Whether users choose democracy or a consensus protocol based on the code and iterations itself will also remain to be seen. Computer and internet engineers are notoriously as against democracy as they are against autocracy and authoritarianism. The work should speak for itself; the world should vote for its own interests based on its needs. Perhaps different market sectors will use a liquid democracy and send highly educated voters in place of the masses, who care far less. Maybe deliberative democracy will finally take root and flourish in the digital realm, allowing people to be much more educated not only in the metaverse but in the physical world as well.
The west has had a growing problem of democratic backsliding in recent years, from election interference from the Russians to tampering in Belarus and gradual anti-judicial takeover in Poland. Democracies have been rare things in human history for thousands of years. Kingdoms, fiefdoms, empires, and feudalism are much more prevalent in the pages of history. Facebook, for example, has no interest in user democracy. It is a kingdom, largely benevolent but also highly resistant to user pushes for changes.

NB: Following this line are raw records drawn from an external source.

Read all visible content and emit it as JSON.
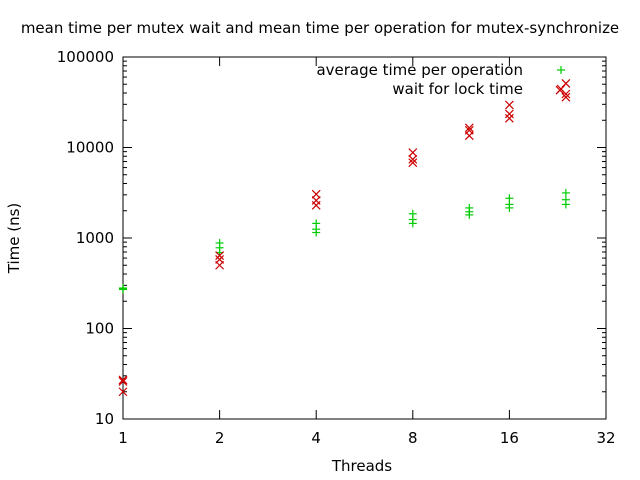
{
  "chart_data": {
    "type": "scatter",
    "title": "mean time per mutex wait and mean time per operation for mutex-synchronize",
    "xlabel": "Threads",
    "ylabel": "Time (ns)",
    "x_scale": "log2",
    "y_scale": "log10",
    "xlim": [
      1,
      32
    ],
    "ylim": [
      10,
      100000
    ],
    "x_ticks": [
      1,
      2,
      4,
      8,
      16,
      32
    ],
    "x_tick_labels": [
      "1",
      "2",
      "4",
      "8",
      "16",
      "32"
    ],
    "y_ticks": [
      10,
      100,
      1000,
      10000,
      100000
    ],
    "y_tick_labels": [
      "10",
      "100",
      "1000",
      "10000",
      "100000"
    ],
    "grid": false,
    "legend_position": "top-right",
    "series": [
      {
        "name": "average time per operation",
        "color": "#00cc00",
        "marker": "plus",
        "points": [
          {
            "x": 1,
            "y": 270
          },
          {
            "x": 1,
            "y": 275
          },
          {
            "x": 1,
            "y": 280
          },
          {
            "x": 2,
            "y": 690
          },
          {
            "x": 2,
            "y": 780
          },
          {
            "x": 2,
            "y": 880
          },
          {
            "x": 4,
            "y": 1150
          },
          {
            "x": 4,
            "y": 1250
          },
          {
            "x": 4,
            "y": 1450
          },
          {
            "x": 8,
            "y": 1450
          },
          {
            "x": 8,
            "y": 1600
          },
          {
            "x": 8,
            "y": 1850
          },
          {
            "x": 12,
            "y": 1800
          },
          {
            "x": 12,
            "y": 1950
          },
          {
            "x": 12,
            "y": 2150
          },
          {
            "x": 16,
            "y": 2150
          },
          {
            "x": 16,
            "y": 2350
          },
          {
            "x": 16,
            "y": 2750
          },
          {
            "x": 24,
            "y": 2350
          },
          {
            "x": 24,
            "y": 2650
          },
          {
            "x": 24,
            "y": 3150
          }
        ]
      },
      {
        "name": "wait for lock time",
        "color": "#cc0000",
        "marker": "cross",
        "points": [
          {
            "x": 1,
            "y": 20
          },
          {
            "x": 1,
            "y": 26
          },
          {
            "x": 1,
            "y": 27
          },
          {
            "x": 2,
            "y": 500
          },
          {
            "x": 2,
            "y": 580
          },
          {
            "x": 2,
            "y": 640
          },
          {
            "x": 4,
            "y": 2300
          },
          {
            "x": 4,
            "y": 2600
          },
          {
            "x": 4,
            "y": 3050
          },
          {
            "x": 8,
            "y": 6800
          },
          {
            "x": 8,
            "y": 7400
          },
          {
            "x": 8,
            "y": 8800
          },
          {
            "x": 12,
            "y": 13500
          },
          {
            "x": 12,
            "y": 15500
          },
          {
            "x": 12,
            "y": 16500
          },
          {
            "x": 16,
            "y": 21000
          },
          {
            "x": 16,
            "y": 23500
          },
          {
            "x": 16,
            "y": 29500
          },
          {
            "x": 23,
            "y": 43000
          },
          {
            "x": 24,
            "y": 36000
          },
          {
            "x": 24,
            "y": 39000
          },
          {
            "x": 24,
            "y": 51000
          }
        ]
      }
    ]
  }
}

Based on the feudal nature of tech companies, individuals have proposed a Dark Enlightenment, or a return to pre-Enlightenment values such as monarchy and secular absolutism, filtered through the modern fascism of Julius Evola. This would encourage Facebook’s Meta to control the metaverse, and to accept their complete autocratic rule as the rational emergent order of humankind.
With democratic backsliding and faith in elections at all-time lows, it wouldn’t surprise me at all (though it would greatly sadden me) if the federated metaverse was to prove a failure, unworkable in its chosen democracy and open societal system. Centralized, strict control of empires might flatten the map and control nascent data collectives for their own untransparent ends. The metaverse might be owned, siloed, and lockout competitors the way the tech corporations of today do the same. It seems highly unlikely to me that the metaverse will remain a commons, unowned by anyone or anything; anything besides some form of ownership constitutes wishful thinking.

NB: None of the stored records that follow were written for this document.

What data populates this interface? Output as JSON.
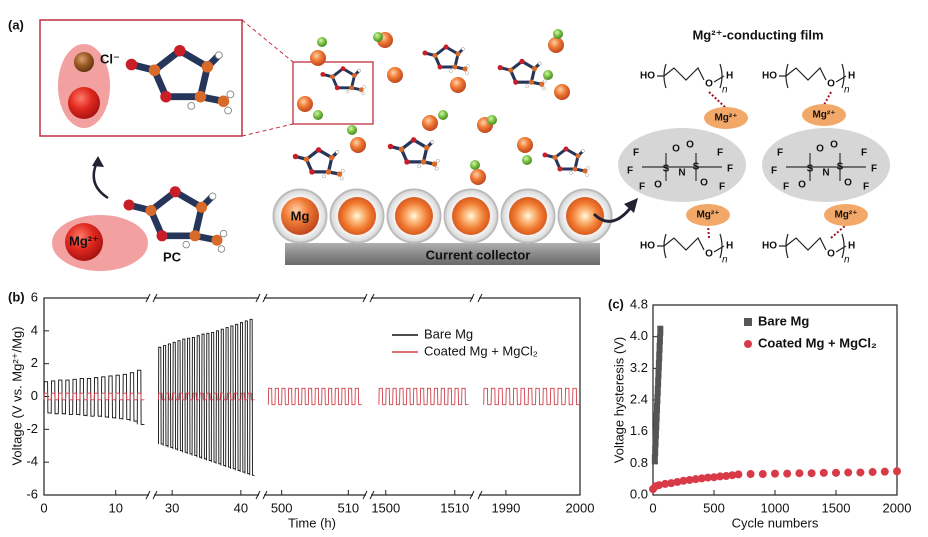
{
  "diagram": {
    "panel_label": "(a)",
    "inset_ion": "Cl⁻",
    "cation": "Mg²⁺",
    "solvent": "PC",
    "electrode": "Mg",
    "collector": "Current collector",
    "film_title": "Mg²⁺-conducting film",
    "film_cations": [
      "Mg²⁺",
      "Mg²⁺",
      "Mg²⁺",
      "Mg²⁺"
    ],
    "chains": [
      {
        "end1": "HO",
        "ether": "O",
        "end2": "H",
        "repeat": "n"
      },
      {
        "end1": "HO",
        "ether": "O",
        "end2": "H",
        "repeat": "n"
      },
      {
        "end1": "HO",
        "ether": "O",
        "end2": "H",
        "repeat": "n"
      },
      {
        "end1": "HO",
        "ether": "O",
        "end2": "H",
        "repeat": "n"
      }
    ],
    "anion_atoms": [
      "F",
      "F",
      "F",
      "O",
      "S",
      "O",
      "N",
      "O",
      "S",
      "O",
      "F",
      "F",
      "F"
    ]
  },
  "chart_data": [
    {
      "type": "line",
      "panel_label": "(b)",
      "xlabel": "Time (h)",
      "ylabel": "Voltage (V vs. Mg²⁺/Mg)",
      "x_segments": [
        [
          0,
          14.5
        ],
        [
          27.5,
          42.5
        ],
        [
          497.5,
          512.5
        ],
        [
          1498,
          1512.5
        ],
        [
          1986.5,
          2000
        ]
      ],
      "xticks": [
        0,
        10,
        30,
        40,
        500,
        510,
        1500,
        1510,
        1990,
        2000
      ],
      "ylim": [
        -6,
        6
      ],
      "yticks": [
        -6,
        -4,
        -2,
        0,
        2,
        4,
        6
      ],
      "legend": "upper right",
      "series": [
        {
          "name": "Bare Mg",
          "color": "#111111",
          "x": [
            0,
            1,
            2,
            3,
            4,
            5,
            6,
            7,
            8,
            9,
            10,
            11,
            12,
            13,
            28,
            28.7,
            29.4,
            30.1,
            30.8,
            31.5,
            32.2,
            32.9,
            33.6,
            34.3,
            35,
            35.7,
            36.4,
            37.1,
            37.8,
            38.5,
            39.2,
            39.9,
            40.6,
            41.3
          ],
          "values": [
            0.9,
            0.95,
            1.0,
            1.0,
            1.05,
            1.1,
            1.1,
            1.15,
            1.2,
            1.25,
            1.3,
            1.35,
            1.45,
            1.6,
            3.0,
            3.1,
            3.2,
            3.3,
            3.4,
            3.5,
            3.55,
            3.6,
            3.7,
            3.8,
            3.85,
            3.9,
            4.0,
            4.1,
            4.2,
            4.3,
            4.4,
            4.5,
            4.6,
            4.7
          ],
          "lower": [
            -1.0,
            -1.05,
            -1.05,
            -1.1,
            -1.1,
            -1.15,
            -1.2,
            -1.2,
            -1.25,
            -1.3,
            -1.35,
            -1.4,
            -1.5,
            -1.7,
            -2.9,
            -3.0,
            -3.1,
            -3.2,
            -3.3,
            -3.4,
            -3.5,
            -3.6,
            -3.7,
            -3.8,
            -3.9,
            -4.0,
            -4.1,
            -4.2,
            -4.3,
            -4.4,
            -4.5,
            -4.6,
            -4.7,
            -4.8
          ]
        },
        {
          "name": "Coated Mg + MgCl₂",
          "color": "#d0404a",
          "x": [
            0,
            1,
            2,
            3,
            4,
            5,
            6,
            7,
            8,
            9,
            10,
            11,
            12,
            13,
            28,
            29,
            30,
            31,
            32,
            33,
            34,
            35,
            36,
            37,
            38,
            39,
            40,
            41,
            498,
            499,
            500,
            501,
            502,
            503,
            504,
            505,
            506,
            507,
            508,
            509,
            510,
            511,
            1499,
            1500,
            1501,
            1502,
            1503,
            1504,
            1505,
            1506,
            1507,
            1508,
            1509,
            1510,
            1511,
            1987,
            1988,
            1989,
            1990,
            1991,
            1992,
            1993,
            1994,
            1995,
            1996,
            1997,
            1998,
            1999
          ],
          "values": [
            0.2,
            0.2,
            0.2,
            0.2,
            0.2,
            0.2,
            0.2,
            0.2,
            0.2,
            0.2,
            0.2,
            0.2,
            0.2,
            0.2,
            0.2,
            0.2,
            0.2,
            0.2,
            0.2,
            0.2,
            0.2,
            0.2,
            0.2,
            0.2,
            0.2,
            0.2,
            0.2,
            0.2,
            0.5,
            0.5,
            0.5,
            0.5,
            0.5,
            0.5,
            0.5,
            0.5,
            0.5,
            0.5,
            0.5,
            0.5,
            0.5,
            0.5,
            0.5,
            0.5,
            0.5,
            0.5,
            0.5,
            0.5,
            0.5,
            0.5,
            0.5,
            0.5,
            0.5,
            0.5,
            0.5,
            0.5,
            0.5,
            0.5,
            0.5,
            0.5,
            0.5,
            0.5,
            0.5,
            0.5,
            0.5,
            0.5,
            0.5,
            0.5
          ],
          "lower": [
            -0.2,
            -0.2,
            -0.2,
            -0.2,
            -0.2,
            -0.2,
            -0.2,
            -0.2,
            -0.2,
            -0.2,
            -0.2,
            -0.2,
            -0.2,
            -0.2,
            -0.2,
            -0.2,
            -0.2,
            -0.2,
            -0.2,
            -0.2,
            -0.2,
            -0.2,
            -0.2,
            -0.2,
            -0.2,
            -0.2,
            -0.2,
            -0.2,
            -0.5,
            -0.5,
            -0.5,
            -0.5,
            -0.5,
            -0.5,
            -0.5,
            -0.5,
            -0.5,
            -0.5,
            -0.5,
            -0.5,
            -0.5,
            -0.5,
            -0.5,
            -0.5,
            -0.5,
            -0.5,
            -0.5,
            -0.5,
            -0.5,
            -0.5,
            -0.5,
            -0.5,
            -0.5,
            -0.5,
            -0.5,
            -0.5,
            -0.5,
            -0.5,
            -0.5,
            -0.5,
            -0.5,
            -0.5,
            -0.5,
            -0.5,
            -0.5,
            -0.5,
            -0.5,
            -0.5
          ]
        }
      ]
    },
    {
      "type": "scatter",
      "panel_label": "(c)",
      "xlabel": "Cycle numbers",
      "ylabel": "Voltage hysteresis (V)",
      "xlim": [
        0,
        2000
      ],
      "xticks": [
        0,
        500,
        1000,
        1500,
        2000
      ],
      "ylim": [
        0,
        4.8
      ],
      "yticks": [
        {
          "value": 0,
          "label": "0.0"
        },
        {
          "value": 0.8,
          "label": "0.8"
        },
        {
          "value": 1.6,
          "label": "1.6"
        },
        {
          "value": 2.4,
          "label": "2.4"
        },
        {
          "value": 3.2,
          "label": "3.2"
        },
        {
          "value": 4.0,
          "label": "4.0"
        },
        {
          "value": 4.8,
          "label": "4.8"
        }
      ],
      "legend": "upper right",
      "series": [
        {
          "name": "Bare Mg",
          "color": "#555555",
          "marker": "square",
          "x": [
            15,
            18,
            21,
            24,
            27,
            30,
            33,
            36,
            39,
            42,
            45,
            48,
            51,
            54,
            57,
            60
          ],
          "values": [
            0.9,
            1.12,
            1.33,
            1.55,
            1.77,
            1.98,
            2.2,
            2.42,
            2.63,
            2.85,
            3.07,
            3.28,
            3.5,
            3.72,
            3.93,
            4.15
          ]
        },
        {
          "name": "Coated Mg + MgCl₂",
          "color": "#d93a48",
          "marker": "circle",
          "x": [
            0,
            20,
            50,
            100,
            150,
            200,
            250,
            300,
            350,
            400,
            450,
            500,
            550,
            600,
            650,
            700,
            800,
            900,
            1000,
            1100,
            1200,
            1300,
            1400,
            1500,
            1600,
            1700,
            1800,
            1900,
            2000
          ],
          "values": [
            0.15,
            0.22,
            0.25,
            0.28,
            0.3,
            0.33,
            0.36,
            0.38,
            0.4,
            0.42,
            0.44,
            0.45,
            0.47,
            0.48,
            0.5,
            0.52,
            0.53,
            0.53,
            0.54,
            0.54,
            0.55,
            0.55,
            0.56,
            0.56,
            0.57,
            0.57,
            0.58,
            0.59,
            0.6
          ]
        }
      ]
    }
  ]
}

Of course, users of the metaverse will have choices to make as the system is brought into existence. We have the potential for an entirely new world, one with the adjacent possible of different systems of management, governance, and commerce. We would do well to consider every issue inherent in that, and to leave no stone unturned in our pursuit of the perfect system we’ve so long sought. This might be our last chance to make the world we want.